Tools that we are using: Avro, Schema Registry, Jenkins
Doing similar things in a similar way
When we took a step back from the system and tried to note all the different things that were being done with the data, we noticed that there were only so many. The data was being cleaned, it was being enriched with other data, aggregated, presented, and finally stored for the analysts and everyone else to use.
If we know that the set of operations performed with the data is finite, why should we have an infinite number of ways to perform them? We wanted to do similar things in a similar way, and for everyone’s sake, document them. That meant introducing the tools and procedures for frequent operations. As far as the documentation goes, a simple Confluence document describing the procedure works just fine.
Tools that we are using: Schema Pipeline for Avro schemas
A usable metadata tool
Just because we are now doing similar things with the data in a similar way through the standardized data pipelines, and we store it all in a single source of truth, it does not mean that everyone knows everything that is in there and where it came from. The data is still being ingested, transformed, enriched, disassembled, used, and re-used. It is all done in a similar way, but times and times over.

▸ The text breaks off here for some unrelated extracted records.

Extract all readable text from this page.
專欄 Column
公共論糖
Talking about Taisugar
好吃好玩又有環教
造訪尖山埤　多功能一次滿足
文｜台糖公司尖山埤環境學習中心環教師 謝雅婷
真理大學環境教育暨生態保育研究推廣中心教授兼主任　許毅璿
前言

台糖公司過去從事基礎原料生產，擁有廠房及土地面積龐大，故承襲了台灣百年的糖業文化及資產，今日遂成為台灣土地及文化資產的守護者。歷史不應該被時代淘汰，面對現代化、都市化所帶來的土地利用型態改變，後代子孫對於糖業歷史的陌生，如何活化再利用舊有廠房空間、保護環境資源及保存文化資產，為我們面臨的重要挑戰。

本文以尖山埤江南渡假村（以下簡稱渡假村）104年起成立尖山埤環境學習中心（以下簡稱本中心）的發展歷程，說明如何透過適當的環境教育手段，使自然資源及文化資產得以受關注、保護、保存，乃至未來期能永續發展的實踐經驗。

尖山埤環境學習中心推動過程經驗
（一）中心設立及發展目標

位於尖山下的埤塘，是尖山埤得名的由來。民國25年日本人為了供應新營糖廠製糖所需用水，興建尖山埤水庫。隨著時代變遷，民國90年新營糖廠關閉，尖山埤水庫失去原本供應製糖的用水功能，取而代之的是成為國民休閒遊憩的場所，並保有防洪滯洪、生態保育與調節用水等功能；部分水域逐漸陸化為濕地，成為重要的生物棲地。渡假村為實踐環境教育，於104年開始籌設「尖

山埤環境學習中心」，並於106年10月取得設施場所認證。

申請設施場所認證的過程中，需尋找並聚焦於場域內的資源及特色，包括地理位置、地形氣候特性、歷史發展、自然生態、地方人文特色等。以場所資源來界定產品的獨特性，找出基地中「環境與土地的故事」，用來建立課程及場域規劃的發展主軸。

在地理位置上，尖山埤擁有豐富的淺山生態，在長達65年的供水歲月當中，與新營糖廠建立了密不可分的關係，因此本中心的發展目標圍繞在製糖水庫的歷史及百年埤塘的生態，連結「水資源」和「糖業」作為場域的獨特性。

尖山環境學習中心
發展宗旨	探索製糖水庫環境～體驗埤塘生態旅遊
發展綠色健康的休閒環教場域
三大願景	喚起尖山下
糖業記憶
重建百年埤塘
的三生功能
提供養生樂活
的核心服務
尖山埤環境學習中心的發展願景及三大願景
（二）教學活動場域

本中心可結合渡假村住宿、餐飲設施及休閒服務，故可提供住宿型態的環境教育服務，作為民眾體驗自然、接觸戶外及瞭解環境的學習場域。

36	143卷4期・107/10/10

If we expect someone to use the data, that someone must first be aware that it exists. Luckily, just as there are now tools for doing everything else described above, there are also tools which can be attached to every step of the process, and later lay out everything in a human-readable way. We will go deeper into how we implemented this in one of the future posts.
Tools that we are using: Apache Atlas, Confluence
A body of authority
This is a well-known concept. For two parties to be able to endeavor in solving a particular problem and feel protected whilst doing it, there must be a third party that represents a body of authority to whom both parties trust.
In order to achieve that in the light of creating a reliable data system, it seemed as a good idea to create a dedicated data engineering team that oversees the data needs of all other teams, but takes no part in the domain-specific responsibilities of those teams. Its purpose is to gather all the requirements regarding the data from other teams, and then develop and maintain all of the elements mentioned earlier. And, of course, to provide assistance to anyone that requires it in following the defined procedures.
Our system is now designed in a way that follows all of these concepts, and it looks something like this:
Figure 2. Abstraction of our current infrastructure
Truth be told, this image is on a higher level of abstraction than the first image representing the old system, but it does represent clearly enough that every part of the system now communicates with the single source of truth, and everyone trusts it based on the knowledge that others are communicating with it in the same way.
In the following few blog posts we will dive deeper into every concept mentioned earlier, and try to explain how we implemented them and why they work for us.